Cumhuriyet Halk Partisi Zonguldak Milletvekili Ali İhsan Köktürk, Türkiye Büyük Millet Meclisi’nde CHP Grubu adına konuştu, iktidara sert bir dille tepki gösterdi.

 

655 sıra sayılı Hâkim ve Savcılar Kanunu ile Bazı Kanun ve Kanun Hükmünde Kararnamelerde Değişiklik Yapılmasına Dair Kanun Teklifi üzerine Cumhuriyet Halk Partisi Grubu adına söz alan Köktürk, Danıştay, Yargıtay gibi yüksek mahkemelere yeni üyeler katarak yüksek mahkemelerin yapısını ve mevcut kurullarını önemli ölçüde değiştiren; arama, el koyma, iletişimin tespiti, teknik araçlarla izleme gibi temel hak ve özgürlüklerimizi doğrudan ilgilendiren düzenlemeleri değiştiren; savunma hakkının özünü oluşturan dosya içeriğine ulaşma hakkını oldukça daraltan, hatta ortadan kaldıran; adli yıl açılış töreni gibi gelenekselleşmiş, yargının saygınlığıyla özdeşleşmiş bir töreni, 2014 yılında 10 Mayıs tarihinde gerçekleşen bir törende vuku bulan olaylardan yola çıkarak kin ve husumet duygularıyla ortadan kaldıran; keyfî düzenlemeler içeren bir yasa teklifini Türkiye Büyük Millet Meclisi Genel Kurulunda iki günden bu yana görüşüldüğünü söyeldi.

 

“BÜYÜK ÜZÜNTÜ DUYDUM”

Türkiye Büyük Millet Meclisinde ve Adalet Komisyonunda yapılan görüşmelerde Adalet ve Kalkınma Partisinin, bütün yargı reform paketlerinde olduğu gibi bu yargı reform paketi teklifinde de ileri sürdüğü iddiaların ve hedeflerinin gerçekten uzak olduğunu, başka sebep ve saiklerle hareket edildiğini görmekten büyük üzüntü duyduğunu söyleyen Köktürk konuşmasında şu ifadelere yer verdi:  “İçinde kişiye özel düzenlemeler barındıran ve konjonktürel, aylık, hatta haftalık, hatta gündelik değişikliklerden kaynaklanan düzenlemeleri yasa metni hâline dönüştüren bu düzenleme, maalesef Adalet ve Kalkınma Partisinin yasa teklifinde belirttiği o genel amaçları gerçekleştirme hedefini kapsamamakta, bu amaçtan oldukça uzak bulunmaktadır.

 

“YAZBOZLARI GÖRÜYORUZ”

Tasarının içeriğine baktığımızda, pek çok milletvekilimizin ifade ettiği gibi, günlük, aylık, haftalık, yıllık gelgitleri, yapbozları görüyoruz.
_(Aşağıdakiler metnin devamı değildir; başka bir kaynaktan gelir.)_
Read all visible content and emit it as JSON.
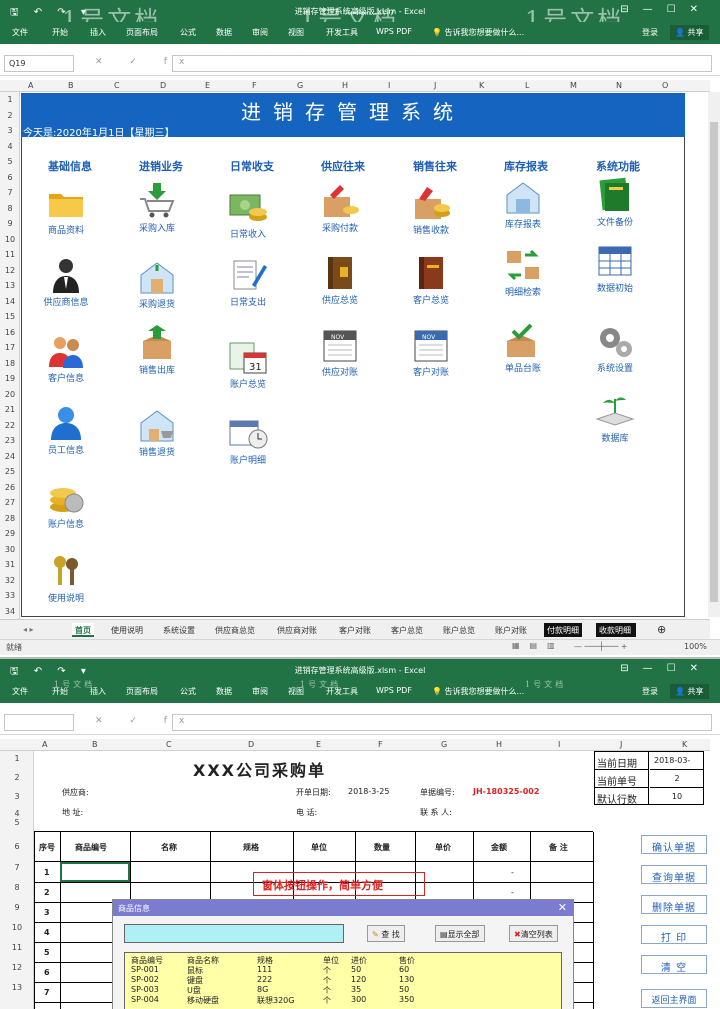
{
  "w1": {
    "qa": "🖫 ↶ ↷ ▾",
    "title": "进销存管理系统高级版.xlsm - Excel",
    "watermark": "1号文档",
    "menu": [
      "文件",
      "开始",
      "插入",
      "页面布局",
      "公式",
      "数据",
      "审阅",
      "视图",
      "开发工具",
      "WPS PDF",
      "告诉我您想要做什么..."
    ],
    "login": "登录",
    "share": "共享",
    "namebox": "Q19",
    "fx": "✕ ✓ fx",
    "cols": [
      "A",
      "B",
      "C",
      "D",
      "E",
      "F",
      "G",
      "H",
      "I",
      "J",
      "K",
      "L",
      "M",
      "N",
      "O"
    ],
    "rows": [
      "1",
      "2",
      "3",
      "4",
      "5",
      "6",
      "7",
      "8",
      "9",
      "10",
      "11",
      "12",
      "13",
      "14",
      "15",
      "16",
      "17",
      "18",
      "19",
      "20",
      "21",
      "22",
      "23",
      "24",
      "25",
      "26",
      "27",
      "28",
      "29",
      "30",
      "31",
      "32",
      "33",
      "34"
    ],
    "banner": "进销存管理系统",
    "today": "今天是:2020年1月1日【星期三】",
    "categories": [
      "基础信息",
      "进销业务",
      "日常收支",
      "供应往来",
      "销售往来",
      "库存报表",
      "系统功能"
    ],
    "items": [
      [
        "商品资料",
        "供应商信息",
        "客户信息",
        "员工信息",
        "账户信息",
        "使用说明"
      ],
      [
        "采购入库",
        "采购退货",
        "销售出库",
        "销售退货"
      ],
      [
        "日常收入",
        "日常支出",
        "账户总览",
        "账户明细"
      ],
      [
        "采购付款",
        "供应总览",
        "供应对账"
      ],
      [
        "销售收款",
        "客户总览",
        "客户对账"
      ],
      [
        "库存报表",
        "明细检索",
        "单品台账"
      ],
      [
        "文件备份",
        "数据初始",
        "系统设置",
        "数据库"
      ]
    ],
    "tabs": [
      "首页",
      "使用说明",
      "系统设置",
      "供应商总览",
      "供应商对账",
      "客户对账",
      "客户总览",
      "账户总览",
      "账户对账",
      "付款明细",
      "收款明细"
    ],
    "status_left": "就绪",
    "zoom": "100%"
  },
  "w2": {
    "title": "进销存管理系统高级版.xlsm - Excel",
    "cols": [
      "A",
      "B",
      "C",
      "D",
      "E",
      "F",
      "G",
      "H",
      "I",
      "J",
      "K"
    ],
    "rows": [
      "1",
      "2",
      "3",
      "4",
      "5",
      "6",
      "7",
      "8",
      "9",
      "10",
      "11",
      "12",
      "13"
    ],
    "form_title": "XXX公司采购单",
    "supplier": "供应商:",
    "address": "地    址:",
    "open_date_label": "开单日期:",
    "open_date": "2018-3-25",
    "doc_no_label": "单据编号:",
    "doc_no": "JH-180325-002",
    "phone": "电    话:",
    "contact": "联  系  人:",
    "side": [
      [
        "当前日期",
        "2018-03-"
      ],
      [
        "当前单号",
        "2"
      ],
      [
        "默认行数",
        "10"
      ]
    ],
    "headers": [
      "序号",
      "商品编号",
      "名称",
      "规格",
      "单位",
      "数量",
      "单价",
      "金额",
      "备  注"
    ],
    "seq": [
      "1",
      "2",
      "3",
      "4",
      "5",
      "6",
      "7"
    ],
    "dash": "-",
    "callout": "窗体按钮操作，简单方便",
    "buttons": [
      "确认单据",
      "查询单据",
      "删除单据",
      "打    印",
      "清    空",
      "返回主界面"
    ],
    "dialog": {
      "title": "商品信息",
      "close": "✕",
      "search": "查 找",
      "show_all": "显示全部",
      "clear": "清空列表",
      "cols": [
        "商品编号",
        "商品名称",
        "规格",
        "单位",
        "进价",
        "售价"
      ],
      "rows": [
        [
          "SP-001",
          "鼠标",
          "111",
          "个",
          "50",
          "60"
        ],
        [
          "SP-002",
          "键盘",
          "222",
          "个",
          "120",
          "130"
        ],
        [
          "SP-003",
          "U盘",
          "8G",
          "个",
          "35",
          "50"
        ],
        [
          "SP-004",
          "移动硬盘",
          "联想320G",
          "个",
          "300",
          "350"
        ]
      ]
    }
  }
}
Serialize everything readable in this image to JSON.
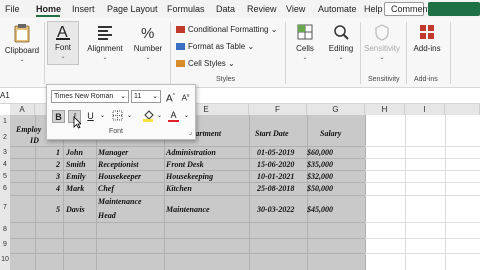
{
  "menu": {
    "tabs": [
      "File",
      "Home",
      "Insert",
      "Page Layout",
      "Formulas",
      "Data",
      "Review",
      "View",
      "Automate",
      "Help"
    ],
    "active": "Home",
    "comments": "Comments"
  },
  "ribbon": {
    "clipboard": "Clipboard",
    "font": "Font",
    "alignment": "Alignment",
    "number": "Number",
    "styles": {
      "conditional": "Conditional Formatting",
      "table": "Format as Table",
      "cell": "Cell Styles",
      "group": "Styles"
    },
    "cells": "Cells",
    "editing": "Editing",
    "sensitivity": "Sensitivity",
    "sensitivity_group": "Sensitivity",
    "addins": "Add-ins",
    "addins_group": "Add-ins"
  },
  "name_box": "A1",
  "columns": [
    "A",
    "B",
    "C",
    "D",
    "E",
    "F",
    "G",
    "H",
    "I"
  ],
  "rows": [
    "1",
    "2",
    "3",
    "4",
    "5",
    "6",
    "7",
    "8",
    "9",
    "10"
  ],
  "table": {
    "header": {
      "emp_line1": "Employ",
      "emp_line2": "ID",
      "department": "Department",
      "start_date": "Start Date",
      "salary": "Salary"
    },
    "records": [
      {
        "id": "1",
        "name": "John",
        "position": "Manager",
        "department": "Administration",
        "start": "01-05-2019",
        "salary": "$60,000"
      },
      {
        "id": "2",
        "name": "Smith",
        "position": "Receptionist",
        "department": "Front Desk",
        "start": "15-06-2020",
        "salary": "$35,000"
      },
      {
        "id": "3",
        "name": "Emily",
        "position": "Housekeeper",
        "department": "Housekeeping",
        "start": "10-01-2021",
        "salary": "$32,000"
      },
      {
        "id": "4",
        "name": "Mark",
        "position": "Chef",
        "department": "Kitchen",
        "start": "25-08-2018",
        "salary": "$50,000"
      },
      {
        "id": "5",
        "name": "Davis",
        "position_line1": "Maintenance",
        "position_line2": "Head",
        "department": "Maintenance",
        "start": "30-03-2022",
        "salary": "$45,000"
      }
    ]
  },
  "font_popup": {
    "font_name": "Times New Roman",
    "font_size": "11",
    "bold": "B",
    "italic": "I",
    "underline": "U",
    "font_color": "A",
    "font_color_hex": "#e0202a",
    "fill_color_hex": "#f6e23c",
    "grow": "A",
    "shrink": "A",
    "group_label": "Font"
  }
}
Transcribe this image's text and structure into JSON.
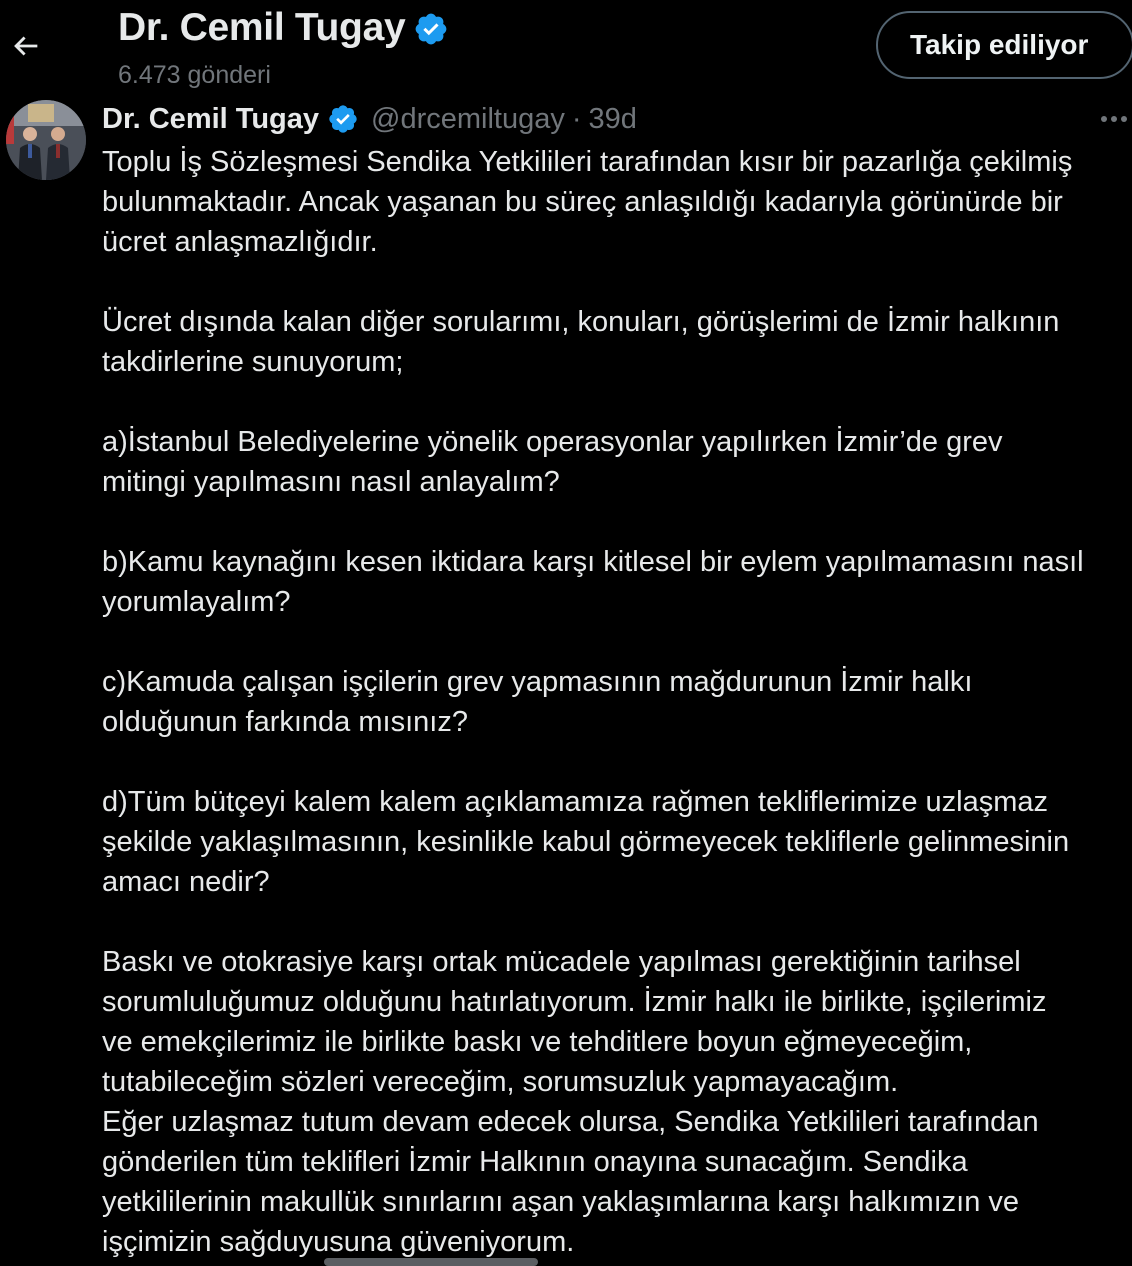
{
  "header": {
    "title": "Dr. Cemil Tugay",
    "post_count": "6.473 gönderi",
    "follow_label": "Takip ediliyor"
  },
  "tweet": {
    "author_name": "Dr. Cemil Tugay",
    "handle": "@drcemiltugay",
    "separator": "·",
    "time": "39d",
    "lines": [
      "Toplu İş Sözleşmesi Sendika Yetkilileri tarafından kısır bir pazarlığa çekilmiş",
      "bulunmaktadır. Ancak yaşanan bu süreç anlaşıldığı kadarıyla görünürde bir",
      "ücret anlaşmazlığıdır.",
      "",
      "Ücret dışında kalan diğer sorularımı, konuları, görüşlerimi de İzmir halkının",
      "takdirlerine sunuyorum;",
      "",
      "a)İstanbul Belediyelerine yönelik operasyonlar yapılırken İzmir’de grev",
      "mitingi yapılmasını nasıl anlayalım?",
      "",
      "b)Kamu kaynağını kesen iktidara karşı kitlesel bir eylem yapılmamasını nasıl",
      "yorumlayalım?",
      "",
      "c)Kamuda çalışan işçilerin grev yapmasının mağdurunun İzmir halkı",
      "olduğunun farkında mısınız?",
      "",
      "d)Tüm bütçeyi kalem kalem açıklamamıza rağmen tekliflerimize uzlaşmaz",
      "şekilde yaklaşılmasının, kesinlikle kabul görmeyecek tekliflerle gelinmesinin",
      "amacı nedir?",
      "",
      "Baskı ve otokrasiye karşı ortak mücadele yapılması gerektiğinin tarihsel",
      "sorumluluğumuz olduğunu hatırlatıyorum. İzmir halkı ile birlikte, işçilerimiz",
      "ve emekçilerimiz ile birlikte baskı ve tehditlere boyun eğmeyeceğim,",
      "tutabileceğim sözleri vereceğim, sorumsuzluk yapmayacağım.",
      "Eğer uzlaşmaz tutum devam edecek olursa, Sendika Yetkilileri tarafından",
      "gönderilen tüm teklifleri İzmir Halkının onayına sunacağım. Sendika",
      "yetkililerinin makullük sınırlarını aşan yaklaşımlarına karşı halkımızın ve",
      "işçimizin sağduyusuna güveniyorum."
    ]
  },
  "icons": {
    "back": "arrow-left-icon",
    "verified": "verified-badge-icon",
    "more": "more-horizontal-icon"
  },
  "colors": {
    "background": "#000000",
    "text": "#e7e9ea",
    "muted": "#71767b",
    "verified": "#1d9bf0",
    "button_border": "#536471"
  }
}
Demokratikleşme savıyla bu Genel Kurul gündemine getirilen yargı reform paketlerindeki birtakım düzenlemelerden, bugün başka saik ve sebeplerle geriye dönüldüğüne çok açık bir şekilde tanıklık ediyoruz. Şimdi bu konularda hafızalarımızı eğer kısaca tazelemek gerekirse hepimiz çok iyi hatırlıyoruz. 2008 yılında bu Parlamentonun 23'üncü Döneminde aslında Yargıtay’daki iş yükü alabildiğince artmışken, Yargıtay’daki dava dosyalarının çoğu zamanaşımından düşüyorken, Yargıtay Başkanı Hasan Gerçeker'in çığlıkları tüm Türkiye'de yazılı ve görsel medyada yankılanırken Adalet ve Kalkınma Partisi ve Adalet Bakanlığı bir yasa tasarısı hazırlayarak Danıştay’ın ve Yargıtay’ın üye sayısını değiştiren, Yargıtay’ın üye sayısını ve daire sayısını azaltan bir yasa teklifini Adalet Komisyonu gündemine getirmişti. Bu yasa teklifiyle Yargıtay’ın 21 olan hukuk daire sayısının 13'e, ceza daire sayısının da 11'den 7'ye indirilmesi öngörülmüştü ve Yargıtay’daki üye sayısı en fazla 150 olarak sınırlanmıştı. Ben Adalet ve Kalkınma Partisinin Yargıtay’daki üye sayısını 150'yle sınırlayan, daire sayısını 20'ye düşüren, 32'den 20'ye indiren bu yasa teklifinin, yasa tasarısının görüşmeleri sırasında çok sert tartışmaların yaşandığını bugün çok iyi hatırlıyorum. Sanıyorum arkadaşlarımız da hatırlıyor. Biz o gün buna çok sert muhalefet etmemize rağmen, muhalefet partilerinden bunun doğru olmadığı çok açık ve net bir şekilde dile getirilmesine rağmen Adalet ve Kalkınma Partisinin Adalet Bakanı ve Adalet Komisyonu üyeleri bunun bir reform paketi olduğunu hararetle savundular ve o gün söylenenlere kulak tıkadılar. Sayın Bakan, o günkü iş yükü, 2008 yılındaki Yargıtay’daki iş yükü bugünkünden çok daha mı azdı?

 

“KATILMAYARAK ENGELLEDİNİZ”

O gün de Yargıtay’daki dosyalar zamanaşımından düşüyordu ve iş yükü mevcut üyelerle altından kalkılamayacak kadar fazlalaşmıştı. Sadece bununla kalmadınız, o dönemde Yargıtay’da üye sayısını, boşalmalarla azalan, eksilen üye sayısını tamamlayacak üyelerin seçimini HSYK toplantılarına katılmamak suretiyle engellediniz. O dönemde Hâkimler ve Savcılar Yüksek Kurulu Başkanı, bu konuda, Adalet ve Kalkınma Partisinin temsilcileri, özellikle müsteşarı adına suç duyurusunda bulundu görevi kötüye kullanmaktan. Yani o dönemde sadece ceza dairesinin ve hukuk dairesinin sayısını azaltmakla ve üye sayısını düşüren önergeyi vermekle kalmadınız, mevcut yasadan kaynaklanan ve boşalmalardan kaynaklanan Yargıtay’daki üye seçimlerini engelleme çabası içerisine girdiniz.

 

“YETMEZ AMA EVET”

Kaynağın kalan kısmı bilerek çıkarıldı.